Having multiple ways to get your team’s perspective is essential, as some people may not be comfortable voicing their true wishes out loud. But while anonymous polls might spur discussion, they don’t leave a lot of room for nuance. Perhaps some people hate commuting, but if they could work non-rush hour hours on the days they came into the office, that would be mitigated. Debating and discussing these ideas in different forums will help you paint a full picture of the needs and requirements for in-person work.

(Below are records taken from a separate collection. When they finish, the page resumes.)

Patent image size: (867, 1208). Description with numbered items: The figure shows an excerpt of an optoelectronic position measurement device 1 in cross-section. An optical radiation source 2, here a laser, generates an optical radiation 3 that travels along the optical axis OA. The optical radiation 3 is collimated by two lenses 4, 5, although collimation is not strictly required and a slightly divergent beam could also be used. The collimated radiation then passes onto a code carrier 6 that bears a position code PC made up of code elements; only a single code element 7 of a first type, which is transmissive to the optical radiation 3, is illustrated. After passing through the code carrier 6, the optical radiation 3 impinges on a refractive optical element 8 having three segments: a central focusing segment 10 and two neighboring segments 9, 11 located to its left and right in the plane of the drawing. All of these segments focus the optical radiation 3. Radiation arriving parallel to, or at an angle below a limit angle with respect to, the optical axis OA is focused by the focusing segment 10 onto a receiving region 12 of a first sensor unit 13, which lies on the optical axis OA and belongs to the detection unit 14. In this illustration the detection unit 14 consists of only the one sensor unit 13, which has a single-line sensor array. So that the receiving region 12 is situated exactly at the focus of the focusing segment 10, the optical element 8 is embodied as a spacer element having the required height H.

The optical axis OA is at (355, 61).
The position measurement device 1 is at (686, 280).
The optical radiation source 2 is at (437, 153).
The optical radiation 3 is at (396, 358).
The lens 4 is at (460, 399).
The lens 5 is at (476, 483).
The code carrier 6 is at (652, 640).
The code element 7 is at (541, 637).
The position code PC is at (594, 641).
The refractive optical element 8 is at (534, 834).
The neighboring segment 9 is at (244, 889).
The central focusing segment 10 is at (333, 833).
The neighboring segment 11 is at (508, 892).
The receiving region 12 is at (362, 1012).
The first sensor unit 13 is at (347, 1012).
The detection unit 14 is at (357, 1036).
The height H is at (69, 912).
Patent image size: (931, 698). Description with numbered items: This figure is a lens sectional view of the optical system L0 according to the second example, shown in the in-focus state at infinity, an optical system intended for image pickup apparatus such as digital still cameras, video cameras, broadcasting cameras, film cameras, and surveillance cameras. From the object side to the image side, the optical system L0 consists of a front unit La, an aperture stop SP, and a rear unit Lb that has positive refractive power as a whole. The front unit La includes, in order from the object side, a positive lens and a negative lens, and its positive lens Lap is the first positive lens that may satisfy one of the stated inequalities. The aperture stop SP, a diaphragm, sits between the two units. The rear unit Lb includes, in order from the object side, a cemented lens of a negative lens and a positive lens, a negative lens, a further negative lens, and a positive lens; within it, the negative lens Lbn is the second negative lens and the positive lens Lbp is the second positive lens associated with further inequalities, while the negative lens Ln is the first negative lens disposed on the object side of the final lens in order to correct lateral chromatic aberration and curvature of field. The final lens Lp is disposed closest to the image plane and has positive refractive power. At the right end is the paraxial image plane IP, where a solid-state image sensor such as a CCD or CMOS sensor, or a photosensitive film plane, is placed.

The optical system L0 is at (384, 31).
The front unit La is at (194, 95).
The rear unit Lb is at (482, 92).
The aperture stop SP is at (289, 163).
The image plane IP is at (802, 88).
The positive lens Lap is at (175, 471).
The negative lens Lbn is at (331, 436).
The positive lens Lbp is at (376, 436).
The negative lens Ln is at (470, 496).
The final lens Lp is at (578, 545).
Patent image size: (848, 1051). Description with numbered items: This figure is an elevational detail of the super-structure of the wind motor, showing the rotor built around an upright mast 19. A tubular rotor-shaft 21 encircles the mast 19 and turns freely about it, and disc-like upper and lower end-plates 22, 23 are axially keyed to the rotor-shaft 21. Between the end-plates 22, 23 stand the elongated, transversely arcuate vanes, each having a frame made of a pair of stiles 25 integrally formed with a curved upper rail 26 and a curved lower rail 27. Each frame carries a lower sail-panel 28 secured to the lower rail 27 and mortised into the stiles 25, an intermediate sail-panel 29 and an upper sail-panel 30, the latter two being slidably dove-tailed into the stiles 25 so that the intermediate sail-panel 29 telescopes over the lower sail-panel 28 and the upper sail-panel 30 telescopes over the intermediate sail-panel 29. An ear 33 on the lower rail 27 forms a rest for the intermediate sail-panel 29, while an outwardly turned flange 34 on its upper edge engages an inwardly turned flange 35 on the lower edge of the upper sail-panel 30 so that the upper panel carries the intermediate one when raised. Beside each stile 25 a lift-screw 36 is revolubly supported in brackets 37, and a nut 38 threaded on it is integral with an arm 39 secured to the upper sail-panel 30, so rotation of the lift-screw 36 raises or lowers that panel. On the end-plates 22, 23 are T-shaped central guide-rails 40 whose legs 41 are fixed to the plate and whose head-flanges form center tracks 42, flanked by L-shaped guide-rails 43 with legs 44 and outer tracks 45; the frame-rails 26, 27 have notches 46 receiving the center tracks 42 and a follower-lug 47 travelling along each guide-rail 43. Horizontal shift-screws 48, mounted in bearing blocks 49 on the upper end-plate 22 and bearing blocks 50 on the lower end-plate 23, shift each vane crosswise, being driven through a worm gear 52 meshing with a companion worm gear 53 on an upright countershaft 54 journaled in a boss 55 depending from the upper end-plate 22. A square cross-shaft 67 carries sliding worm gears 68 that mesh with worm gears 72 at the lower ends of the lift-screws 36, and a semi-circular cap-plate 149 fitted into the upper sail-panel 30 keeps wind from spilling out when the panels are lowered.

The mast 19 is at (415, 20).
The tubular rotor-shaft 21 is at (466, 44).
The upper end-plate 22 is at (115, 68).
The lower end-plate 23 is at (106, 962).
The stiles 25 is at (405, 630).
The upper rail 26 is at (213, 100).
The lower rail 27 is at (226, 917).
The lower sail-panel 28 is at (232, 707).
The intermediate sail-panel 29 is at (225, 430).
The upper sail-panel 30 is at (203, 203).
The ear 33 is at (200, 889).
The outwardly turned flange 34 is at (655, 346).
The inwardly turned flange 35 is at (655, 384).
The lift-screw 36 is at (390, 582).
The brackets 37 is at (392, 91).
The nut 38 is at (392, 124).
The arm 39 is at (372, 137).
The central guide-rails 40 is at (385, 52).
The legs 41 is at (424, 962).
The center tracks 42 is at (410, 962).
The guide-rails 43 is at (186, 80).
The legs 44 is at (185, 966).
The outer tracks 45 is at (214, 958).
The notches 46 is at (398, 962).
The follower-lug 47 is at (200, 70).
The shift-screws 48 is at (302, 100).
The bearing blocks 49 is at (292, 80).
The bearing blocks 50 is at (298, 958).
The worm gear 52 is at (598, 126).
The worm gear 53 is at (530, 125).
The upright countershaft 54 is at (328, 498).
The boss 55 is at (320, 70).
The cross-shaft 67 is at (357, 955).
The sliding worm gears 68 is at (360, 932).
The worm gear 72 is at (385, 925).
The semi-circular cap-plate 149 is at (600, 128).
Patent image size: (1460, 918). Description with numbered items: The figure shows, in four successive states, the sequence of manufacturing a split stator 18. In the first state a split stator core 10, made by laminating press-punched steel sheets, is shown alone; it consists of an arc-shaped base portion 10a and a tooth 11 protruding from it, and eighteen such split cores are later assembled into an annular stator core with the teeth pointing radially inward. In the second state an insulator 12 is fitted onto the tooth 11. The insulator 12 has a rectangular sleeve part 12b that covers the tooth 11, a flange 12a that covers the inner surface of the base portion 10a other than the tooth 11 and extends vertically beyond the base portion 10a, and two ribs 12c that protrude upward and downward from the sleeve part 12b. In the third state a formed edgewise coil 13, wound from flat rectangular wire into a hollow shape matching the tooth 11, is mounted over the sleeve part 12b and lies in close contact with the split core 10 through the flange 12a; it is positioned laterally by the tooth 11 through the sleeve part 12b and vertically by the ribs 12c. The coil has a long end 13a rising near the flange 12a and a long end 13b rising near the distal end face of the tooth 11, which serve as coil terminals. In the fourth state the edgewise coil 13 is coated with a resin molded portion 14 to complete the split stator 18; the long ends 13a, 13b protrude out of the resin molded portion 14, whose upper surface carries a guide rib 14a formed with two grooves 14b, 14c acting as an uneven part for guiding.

Define the problem. As we’ve discussed, remote versus in-person work affects many aspects of people’s personal and professional lives. Depending on your locations, age of your workforce, type of work, and several other factors, you would rank these in different priority order. Given your team’s feedback, how can you rank these and explain the rationale behind them in a transparent, meaningful, yet realistic way? The biggest drivers of remote work debate seem to be:


  • Commute

  • Energy levels

  • Collaboration opportunities

  • Meeting overload

  • Distractions and focus

  • Individual role needs versus team/business needs


By ranking the topics relevant to your organization and transparently discussing how your team or company will approach them, your team is buying into the work location solution. By defining the problem together, you can begin to outline solutions to the most pressing needs.


Launch and iterate. As a manager, you have to ultimately do what’s best for the business, which will mean hard decisions regarding remote work policies. Hopefully, by thinking through the problem with your employees, you’ll be able to build a rational case for the right policy for your business for now. But that might change in the future. As a leader, you have to be transparent about the possibility of change but also give realistic timelines, frequent enough to be nimble but long enough to give practices time to take hold and allow employees to plan their lives effectively. You also have to be transparent about your aims. While keeping employees happy and engaged is a key goal, so is hitting quarterly targets. Some benefits may have to be changed in the future if productivity or creativity aren’t sustained without in-person collaboration.


Leaders today face an unprecedented upheaval in terms of worker location. To make strategic decisions that your team can get behind will require empathy, flexibility, and transparency. While the work-from-home landscape may look entirely different in 18 months, focusing on these three traits will allow you to not only weather the storm but thrive in this time of change.